Krummrey, G., Sauter, T. C., Hautz, W. E., Müller, M., & Schwappach, D. B. (2024). Risk factors for wrong-patient medication orders in the emergency department. JAMIA Open, 7(4). https://doi.org/10.1093/jamiaopen/ooae103
This study investigates the risk factors associated with wrong-patient medication orders in emergency departments (EDs) by analyzing intercepted ordering errors identified through the "retract-and-reorder" (RaR) metric. The research examines variables such as patient demographics, electronic medical record (EMR) interface design, and temporal factors to determine their influence on the occurrence of these errors. Key findings indicate that RaR events are more likely when patients share the same sex and have exam rooms near each other in the EMR dashboard layout. Other factors, such as patient name similarity, birthdate, and age, were not significantly associated with RaR events. By highlighting specific risk factors, this resource aids nurses in understanding the underlying causes of wrong-patient medication errors, particularly those related to EMR interface design and patient placement. Awareness of these factors enables nurses to implement targeted safety improvement initiatives, such as verifying patient identity more rigorously when patients of the same sex are in proximate exam rooms, thereby reducing the likelihood of such errors. Nurses can utilize this resource when developing or revising medication administration protocols, especially in ED settings, where the fast-paced environment increases the risk of errors. It is beneficial for training sessions focused on enhancing patient identification practices and informing the design of EMR interfaces to minimize the risk of wrong-patient orders. Regular reference to this study can help nurses stay informed about factors contributing to medication errors and the best practices to prevent them.

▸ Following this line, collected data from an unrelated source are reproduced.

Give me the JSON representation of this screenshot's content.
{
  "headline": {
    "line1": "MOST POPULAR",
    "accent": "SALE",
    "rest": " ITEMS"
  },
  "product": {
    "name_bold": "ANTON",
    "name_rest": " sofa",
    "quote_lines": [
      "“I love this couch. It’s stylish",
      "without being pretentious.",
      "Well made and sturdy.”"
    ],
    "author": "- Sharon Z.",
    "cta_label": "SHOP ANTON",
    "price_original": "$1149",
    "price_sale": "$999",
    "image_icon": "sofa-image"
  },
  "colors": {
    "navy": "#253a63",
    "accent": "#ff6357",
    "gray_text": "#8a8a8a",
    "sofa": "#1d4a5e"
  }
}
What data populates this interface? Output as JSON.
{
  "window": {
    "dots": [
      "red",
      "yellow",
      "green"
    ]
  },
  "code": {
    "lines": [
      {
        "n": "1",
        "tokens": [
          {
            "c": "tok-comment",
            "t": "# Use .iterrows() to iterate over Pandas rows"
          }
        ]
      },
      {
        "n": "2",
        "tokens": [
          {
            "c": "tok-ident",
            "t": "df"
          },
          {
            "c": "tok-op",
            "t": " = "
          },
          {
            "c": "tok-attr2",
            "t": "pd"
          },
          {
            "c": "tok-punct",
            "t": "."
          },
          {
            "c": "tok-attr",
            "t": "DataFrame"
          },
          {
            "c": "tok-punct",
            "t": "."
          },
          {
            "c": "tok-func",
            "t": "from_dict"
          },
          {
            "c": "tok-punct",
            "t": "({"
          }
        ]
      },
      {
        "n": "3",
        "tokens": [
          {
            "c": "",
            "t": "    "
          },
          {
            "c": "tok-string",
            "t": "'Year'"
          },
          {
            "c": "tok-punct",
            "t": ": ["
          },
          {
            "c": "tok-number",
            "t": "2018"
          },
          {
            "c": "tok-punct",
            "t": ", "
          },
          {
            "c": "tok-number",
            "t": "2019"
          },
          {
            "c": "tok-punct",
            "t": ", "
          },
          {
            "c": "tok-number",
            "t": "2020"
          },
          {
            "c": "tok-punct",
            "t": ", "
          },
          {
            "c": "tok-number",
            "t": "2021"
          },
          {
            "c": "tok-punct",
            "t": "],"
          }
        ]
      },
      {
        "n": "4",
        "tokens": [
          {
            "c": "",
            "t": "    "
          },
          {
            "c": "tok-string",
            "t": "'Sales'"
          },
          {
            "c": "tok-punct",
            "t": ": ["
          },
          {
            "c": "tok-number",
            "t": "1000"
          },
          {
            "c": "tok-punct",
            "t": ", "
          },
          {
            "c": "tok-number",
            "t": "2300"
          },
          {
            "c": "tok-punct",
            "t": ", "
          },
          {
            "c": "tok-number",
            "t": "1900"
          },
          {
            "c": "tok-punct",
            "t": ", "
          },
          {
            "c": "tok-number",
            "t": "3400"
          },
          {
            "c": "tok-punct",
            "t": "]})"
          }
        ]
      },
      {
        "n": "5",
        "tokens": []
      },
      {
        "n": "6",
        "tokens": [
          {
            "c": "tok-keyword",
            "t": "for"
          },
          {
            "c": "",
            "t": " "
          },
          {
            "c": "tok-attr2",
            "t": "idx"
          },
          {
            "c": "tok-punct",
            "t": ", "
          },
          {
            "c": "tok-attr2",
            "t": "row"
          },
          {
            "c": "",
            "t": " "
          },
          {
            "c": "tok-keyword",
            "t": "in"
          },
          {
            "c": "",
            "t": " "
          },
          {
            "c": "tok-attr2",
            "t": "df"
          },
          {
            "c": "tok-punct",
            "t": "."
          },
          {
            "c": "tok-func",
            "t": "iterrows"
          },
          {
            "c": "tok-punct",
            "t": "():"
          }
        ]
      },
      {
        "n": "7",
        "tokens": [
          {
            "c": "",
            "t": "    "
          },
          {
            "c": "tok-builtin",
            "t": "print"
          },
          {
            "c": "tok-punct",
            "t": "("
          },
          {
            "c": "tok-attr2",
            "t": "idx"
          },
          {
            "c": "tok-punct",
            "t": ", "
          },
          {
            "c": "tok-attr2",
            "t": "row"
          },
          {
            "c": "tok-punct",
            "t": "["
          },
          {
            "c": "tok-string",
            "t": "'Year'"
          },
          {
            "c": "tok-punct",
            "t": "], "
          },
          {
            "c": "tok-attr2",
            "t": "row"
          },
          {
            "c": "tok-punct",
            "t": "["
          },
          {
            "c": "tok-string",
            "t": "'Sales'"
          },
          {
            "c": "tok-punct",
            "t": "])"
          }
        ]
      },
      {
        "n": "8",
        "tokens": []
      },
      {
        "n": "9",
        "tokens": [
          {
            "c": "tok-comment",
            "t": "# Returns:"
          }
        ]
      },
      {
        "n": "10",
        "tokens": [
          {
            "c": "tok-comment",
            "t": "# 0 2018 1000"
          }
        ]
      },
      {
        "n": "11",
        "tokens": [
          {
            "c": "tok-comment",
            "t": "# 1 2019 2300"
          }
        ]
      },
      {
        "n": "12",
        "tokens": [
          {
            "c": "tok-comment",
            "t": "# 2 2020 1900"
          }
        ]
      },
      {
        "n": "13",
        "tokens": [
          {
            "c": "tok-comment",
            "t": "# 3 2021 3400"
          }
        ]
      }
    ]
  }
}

De Rezende, H., & Melleiro, M. (2022). Towards safe patient identification practices: The development of a conceptual framework from the findings of a ph.d. project. The Open Nursing Journal, 16(1). https://doi.org/10.2174/18744346-v16-e2209290
This article presents a conceptual framework to enhance patient identification practices within hospital settings. Developed from a Ph.D. project, the framework emphasizes a collaborative approach involving managers, healthcare professionals, patients, and families. It integrates technological resources and educational strategies to raise awareness about the importance of accurate patient identification. The framework also highlights the role of interdisciplinary teamwork in promoting safe care and recommends areas for teaching and research to develop effective patient identification practices. This resource provides a structured approach to understanding and improving patient identification processes for nurses. By adopting the proposed framework, nurses can enhance their awareness and skills regarding accurate patient identification, reducing errors, and improving patient safety. The emphasis on interdisciplinary collaboration encourages nurses to work closely with other healthcare professionals, patients, and families to implement effective identification protocols. Nurses can utilize this resource when developing or updating patient identification policies and procedures within their healthcare institutions. It is beneficial during training sessions to educate staff about the significance of accurate patient identification and the strategies to achieve it. Nurse educators and researchers can reference this framework when designing studies or curricula on patient safety and identification practices.
Paterson, E. P., Manning, K. B., Schmidt, M. D., & Provine, A. D. (2022). Automated dispensing cabinet overrides—an evaluation of necessity in a pediatric emergency department. Journal of Emergency Nursing, 48(3), 319–327. https://doi.org/10.1016/j.jen.2022.01.007
This retrospective observational study examines automated dispensing cabinet (ADC) overrides in a pediatric emergency department (ED) to assess their necessity and impact on patient safety. The research analyzed 445 override instances over ten weeks, focusing on the timing of medication orders, pharmacist verification, and administration. Findings revealed that the median time from prescription entry to override was approximately four minutes, matching the median time for pharmacist verification. However, medication administration occurred a median of eight minutes after prescription entry, indicating that pharmacist verification was completed before administration in many cases. This suggests overrides were often unnecessary, as waiting for pharmacist review did not delay medication delivery. For nurses, this study highlights the importance of evaluating the necessity of ADC overrides to enhance medication safety. Understanding that many overrides may not expedite patient care encourages nurses to rely on standard verification processes, thereby reducing potential risks associated with bypassing pharmacist review. Nurses can apply insights from this research by critically assessing the need for ADC overrides, particularly in high-pressure environments like pediatric EDs. Incorporating this knowledge into training programs and protocol development can promote adherence to safety procedures, ensuring overrides are reserved for emergencies where immediate medication access is crucial.